Ces médicaments modifient l’état psychique et notamment la concentration, alors, lorsqu’ils interférent avec de l’alcool, les effets sont amplifiés notamment par une augmentation de la somnolence.

Outre la somnolence, d’autres modifications métaboliques comme une augmentation du rythme cardiaque, des palpitations, des sueurs, des angoisses, des nausées, des vomissements sont à notifier.

Combiner de l’alcool avec des anti inflammatoires non stéroïdiens peut causer des brûlures d’estomac et des reflux gastro œsophagiens.

Caféine

Les boissons à base de caféine ont un effet réducteur sur l’efficacité de médicaments comme les tranquillisants ou hypnotiques. De plus, la caféine peut impacter négativement sur certaines pathologies dont l’asthme. Dans le cadre du traitement contre l’asthme, un bronchodilatateur de type théophylline est administré afin d’ouvrir les voies aériennes. La caféine présente dans le café est semblable à la théophylline, ainsi une prise combinée de café et d’antiasthmatique peut amplifier les effets secondaires liés au traitement.

Thé et supplémentation en fer

Le thé est connu pour réduire l’assimilation du fer dans notre organisme. De ce fait, en cas de supplémentation en fer, il est préférable de ne pas consommer de thé dans les deux heures suivantes.

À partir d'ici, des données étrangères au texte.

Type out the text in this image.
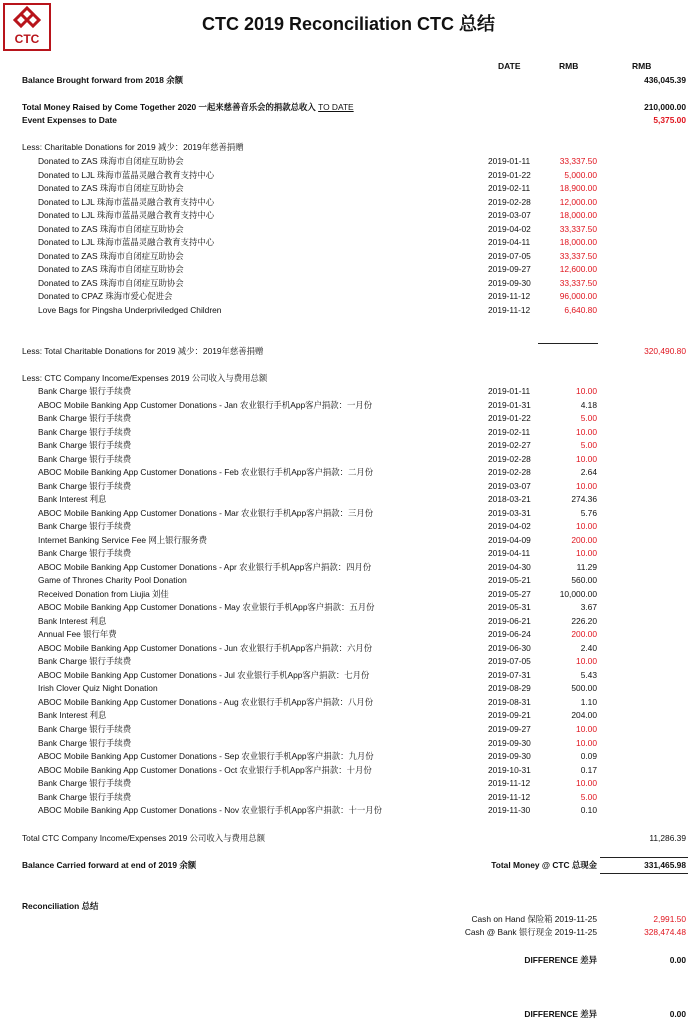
CTC
CTC 2019 Reconciliation CTC 总结
DATE	RMB	RMB
Balance Brought forward from 2018 余额	436,045.39
Total Money Raised by Come Together 2020 一起来慈善音乐会的捐款总收入 TO DATE	210,000.00
Event Expenses to Date	5,375.00
Less: Charitable Donations for 2019 减少：2019年慈善捐赠
Donated to ZAS 珠海市自闭症互助协会	2019-01-11	33,337.50
Donated to LJL 珠海市蓝晶灵融合教育支持中心	2019-01-22	5,000.00
Donated to ZAS 珠海市自闭症互助协会	2019-02-11	18,900.00
Donated to LJL 珠海市蓝晶灵融合教育支持中心	2019-02-28	12,000.00
Donated to LJL 珠海市蓝晶灵融合教育支持中心	2019-03-07	18,000.00
Donated to ZAS 珠海市自闭症互助协会	2019-04-02	33,337.50
Donated to LJL 珠海市蓝晶灵融合教育支持中心	2019-04-11	18,000.00
Donated to ZAS 珠海市自闭症互助协会	2019-07-05	33,337.50
Donated to ZAS 珠海市自闭症互助协会	2019-09-27	12,600.00
Donated to ZAS 珠海市自闭症互助协会	2019-09-30	33,337.50
Donated to CPAZ 珠海市爱心促进会	2019-11-12	96,000.00
Love Bags for Pingsha Underpriviledged Children	2019-11-12	6,640.80
Less: Total Charitable Donations for 2019 减少：2019年慈善捐赠	320,490.80
Less: CTC Company Income/Expenses 2019 公司收入与费用总额
Bank Charge 银行手续费	2019-01-11	10.00
ABOC Mobile Banking App Customer Donations - Jan 农业银行手机App客户捐款：一月份	2019-01-31	4.18
Bank Charge 银行手续费	2019-01-22	5.00
Bank Charge 银行手续费	2019-02-11	10.00
Bank Charge 银行手续费	2019-02-27	5.00
Bank Charge 银行手续费	2019-02-28	10.00
ABOC Mobile Banking App Customer Donations - Feb 农业银行手机App客户捐款：二月份	2019-02-28	2.64
Bank Charge 银行手续费	2019-03-07	10.00
Bank Interest 利息	2018-03-21	274.36
ABOC Mobile Banking App Customer Donations - Mar 农业银行手机App客户捐款：三月份	2019-03-31	5.76
Bank Charge 银行手续费	2019-04-02	10.00
Internet Banking Service Fee 网上银行服务费	2019-04-09	200.00
Bank Charge 银行手续费	2019-04-11	10.00
ABOC Mobile Banking App Customer Donations - Apr 农业银行手机App客户捐款：四月份	2019-04-30	11.29
Game of Thrones Charity Pool Donation	2019-05-21	560.00
Received Donation from Liujia 刘佳	2019-05-27	10,000.00
ABOC Mobile Banking App Customer Donations - May 农业银行手机App客户捐款：五月份	2019-05-31	3.67
Bank Interest 利息	2019-06-21	226.20
Annual Fee 银行年费	2019-06-24	200.00
ABOC Mobile Banking App Customer Donations - Jun 农业银行手机App客户捐款：六月份	2019-06-30	2.40
Bank Charge 银行手续费	2019-07-05	10.00
ABOC Mobile Banking App Customer Donations - Jul 农业银行手机App客户捐款：七月份	2019-07-31	5.43
Irish Clover Quiz Night Donation	2019-08-29	500.00
ABOC Mobile Banking App Customer Donations - Aug 农业银行手机App客户捐款：八月份	2019-08-31	1.10
Bank Interest 利息	2019-09-21	204.00
Bank Charge 银行手续费	2019-09-27	10.00
Bank Charge 银行手续费	2019-09-30	10.00
ABOC Mobile Banking App Customer Donations - Sep 农业银行手机App客户捐款：九月份	2019-09-30	0.09
ABOC Mobile Banking App Customer Donations - Oct 农业银行手机App客户捐款：十月份	2019-10-31	0.17
Bank Charge 银行手续费	2019-11-12	10.00
Bank Charge 银行手续费	2019-11-12	5.00
ABOC Mobile Banking App Customer Donations - Nov 农业银行手机App客户捐款：十一月份	2019-11-30	0.10
Total CTC Company Income/Expenses 2019 公司收入与费用总额	11,286.39
Balance Carried forward at end of 2019 余额	Total Money @ CTC 总现金	331,465.98
Reconciliation 总结
Cash on Hand 保险箱 2019-11-25	2,991.50
Cash @ Bank 银行现金 2019-11-25	328,474.48
DIFFERENCE 差异	0.00
DIFFERENCE 差异	0.00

Les tanins, présent dans le fer, réduisent de 70% l’absorption du fer.

D’une manière générale, il est préférable systématiquement de discuter des différents effets et interactions des médicaments avec un professionnel de santé afin de palier tous risques. Des interactions entre médicaments peuvent également être un danger pour la santé du patient. Dans le cadre d’une prise de poids iatrogène, l’accompagnement par des professionnels de santé semble importante.